CMS has reported savings compared with MSSP spending targets over the past six years. But as the CBO points out, these spending targets, known as benchmarks, do not approximate the counterfactual spending that ACO beneficiaries would otherwise have spent. Instead, they are administratively set objectives
for encouraging providers to participate and to reduce spending. That means that an ACO could generate savings as measured against a benchmark but generate no savings—or even have net costs—relative to an estimate of how spending would have evolved among an ACO’s patient population if the ACO had never formed.
When the CBO reviewed evidence of studies with counterfactual control groups, it found “mixed results.” While several studies identified small net savings, some failed to incorporate the costs of performance payments to the ACOs. Others found savings by assuming spillover savings from changes in the delivery of services to beneficiaries not enrolled in ACOs. But spillover effects can be positive (cost saving) or negative (cost increasing). Evidence of positive spillovers is largely confined to Medicare’s bundled payment-demonstration projects for hip- and knee-replacement surgeries, where a set amount is paid to cover all costs associated with the procedure.
Moreover, it is hard to estimate savings generated by MSSP and extrapolate them to non-MSSP participants, since providers participate on a voluntary basis—only if they think they are likely to achieve savings.

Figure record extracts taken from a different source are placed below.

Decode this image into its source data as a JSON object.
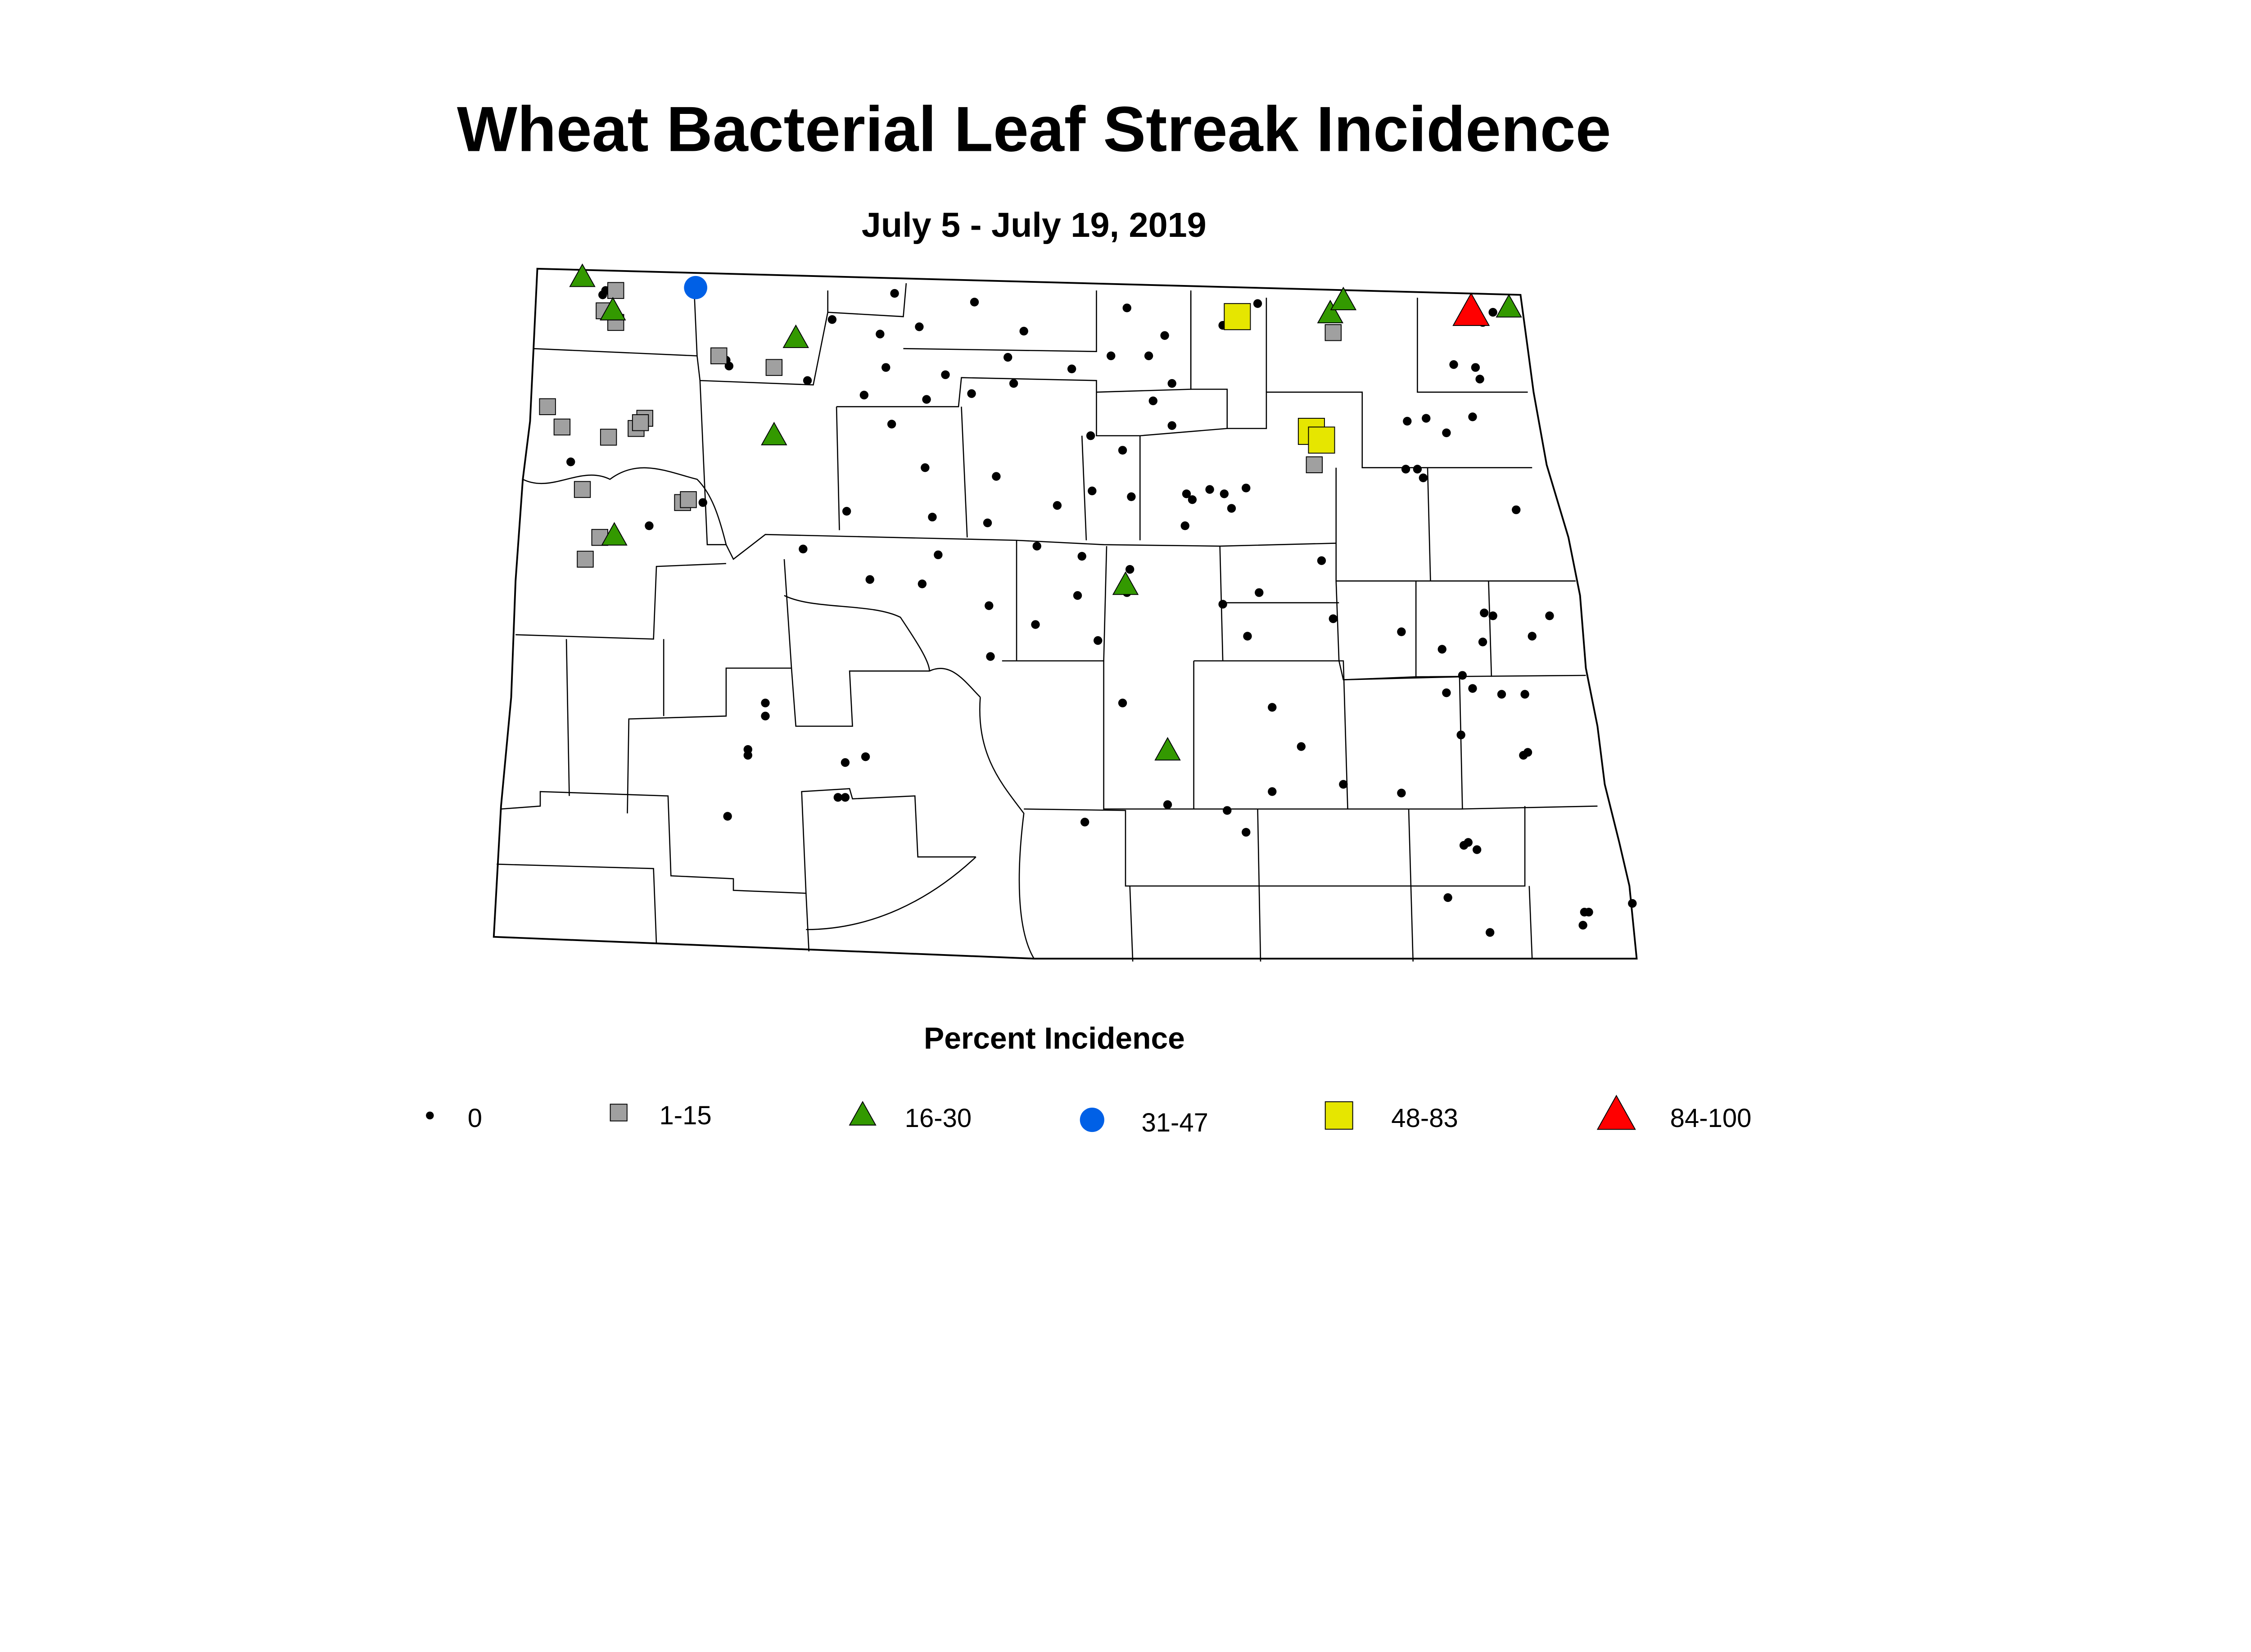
{
  "title": "Wheat Bacterial Leaf Streak Incidence",
  "subtitle": "July 5 - July 19, 2019",
  "legend": {
    "title": "Percent Incidence",
    "items": [
      {
        "label": "0",
        "symbol": "dot",
        "color": "#000000"
      },
      {
        "label": "1-15",
        "symbol": "square",
        "color": "#a0a0a0"
      },
      {
        "label": "16-30",
        "symbol": "triangle",
        "color": "#339900"
      },
      {
        "label": "31-47",
        "symbol": "circle",
        "color": "#0060e6"
      },
      {
        "label": "48-83",
        "symbol": "square",
        "color": "#e6e600"
      },
      {
        "label": "84-100",
        "symbol": "triangle",
        "color": "#ff0000"
      }
    ]
  }
}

If they fail to see savings, they withdraw. When the CBO reviewed three studies that tried to adjust for this provider-selection effect, it found that adjustments in two either wiped out or diminished the savings. The third study found that the adjustments had no impact on the “modest savings.”
Undeterred by these findings, CMS officials remain committed to plans that would move all Medicare fee-for-service beneficiaries into accountable-care plans. CMMI director Liz Fowler told attendees at the America’s Physician Groups conference on October 30 that “The most important driver in achieving broader health system transformation is [moving] 100 percent of beneficiaries in accountable care relationships by 2030.”
One should not be surprised by this determination to move forward. Health-policy planners rarely surrender an established program. Instead, they argue that it should be expanded with increased funding.
But the public and legislators should ask why we should fund these unsuccessful government experiments, particularly when the private market is more likely to come up with effective models for both private and government health-care programs. Private-group purchasers, such as employers and unions, have been demanding lower-cost, higher-quality health coverage for their subscribers. They have been developing lower-cost quality-improvement programs for decades. They have an important incentive to pursue value-based care: saving money.
Private-equity firms have noticed, as private investment in value-based care companies has grown more than fourfold from 2019 to 2021. Private investors and coverage providers hold an important advantage over government programs: they do not undertake and persist in coverage arrangements that lose money, and they do not double down on non-beneficial programs.
The CBO data demonstrate why we should not expand government health-reform programs launched without evidence of effectiveness. Beneficial changes to the American health-care system are far more likely to come from the private market than from unelected bureaucrats in Washington.